The much-vaunted Health Reform Steering Committee, bringing together Greek health ministry officials with representatives of the Commission taskforce and of Germany (delicately termed the ‘domain leader’), will now be responsible for developing, coordinating and monitoring the implementation of an agreed health reform plan, with monthly meetings to check on progress.

Meanwhile, the taskforce “is closely involved in the efforts of the Greek authorities to design a coherent system of pricing and reimbursement of pharmaceuticals” that will respect Greece’s commitments, as set out in the memorandum of understanding recently agreed with the international pharmaceutical industry.

So far, achievements include more coordination in the way that financing of the healthcare system is scrutinized. More effective implementation of controls on doctors has been made possible by wide use of e-prescriptions by prescribers and pharmacies — reducing the risk of reimbursement being paid for bogus prescriptions. And improved management of hospitals has included the reinforcement of central tenders and an increased use of generic medicines.
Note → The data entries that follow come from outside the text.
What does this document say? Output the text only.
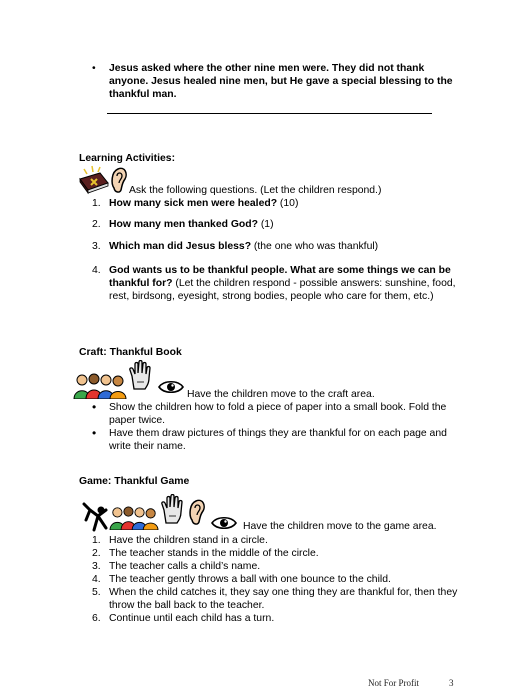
• Jesus asked where the other nine men were. They did not thank anyone. Jesus healed nine men, but He gave a special blessing to the thankful man.
Learning Activities:
Ask the following questions. (Let the children respond.)
1. How many sick men were healed? (10)
2. How many men thanked God? (1)
3. Which man did Jesus bless? (the one who was thankful)
4. God wants us to be thankful people. What are some things we can be thankful for? (Let the children respond - possible answers: sunshine, food, rest, birdsong, eyesight, strong bodies, people who care for them, etc.)
Craft: Thankful Book
Have the children move to the craft area.
• Show the children how to fold a piece of paper into a small book. Fold the paper twice.
• Have them draw pictures of things they are thankful for on each page and write their name.
Game: Thankful Game
Have the children move to the game area.
1. Have the children stand in a circle.
2. The teacher stands in the middle of the circle.
3. The teacher calls a child’s name.
4. The teacher gently throws a ball with one bounce to the child.
5. When the child catches it, they say one thing they are thankful for, then they throw the ball back to the teacher.
6. Continue until each child has a turn.
Not For Profit	3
But the Commission admits that the work of the taskforce is “gathering momentum” — political shorthand for making a slow start. Greece “has made progress in commitments aimed at curbing healthcare expenditure”, the taskforce concedes. However, “the healthcare system has greatly suffered from financial uncertainty”, in terms of a decrease of social security contributions, accumulation of arrears, and uncertainty on overall budgets.

More detail on what has been done — and what needs to be done — is contained in the Commission’s review of the second economic adjustment programme for Greece, which has also just appeared. This too is a mixture of high ambition and harsh reality. It remarks that during most of this year, progress was slow because of successive election campaigns. It also notes “delays in policy implementation related to strong resistance by vested interests and lack of political will”. And little progress has been observed, it says, on the development of a promised code of good conduct between the government, pharmaceutical companies and physicians that would restrict promotional activities and forbid any direct sponsorship of specific physicians.

The review recognises however that some progress has been made. It salutes the system of electronic prescription of medicines that Greece now has in place as “one of the most advanced in Europe”, estimating that it has already permitted savings of about €30 million a month since early 2012.

The plan is that cost savings in pharmaceuticals spending will make up around two-thirds of the overall reductions in healthcare foreseen for 2013–14, through new incentives and obligations to use generic medicines, a revised and much less generous co-payment structure for medicines, the regular revision of drugs’ prices based on the three EU countries with the lowest prices, and the application of automatic claw-back mechanism to pharmaceutical producers. Drug firms will be expected to keep outpatient pharmaceutical expenditure within targets of €2,440 million in 2013 and €2 000 million in 2014. Reductions in hospitals’ expenditures, increase in co-payments in hospitals and a fee on prescriptions from 2014 onwards will also contribute to the expenditure reductions.

Greece’s case is extreme, and the taskforce is the sharpest weapon deployed so far in the EU’s attempts to improve the situation. But there is no mistaking the increasing attention being given to healthcare spending as a key factor in the economic equilibrium of all the EU member states.

The writing is on the wall for laxity of spending on healthcare systems. The drama currently being played out in Greece to cut spending on medicines and medical services is coming shortly to the rest of Europe.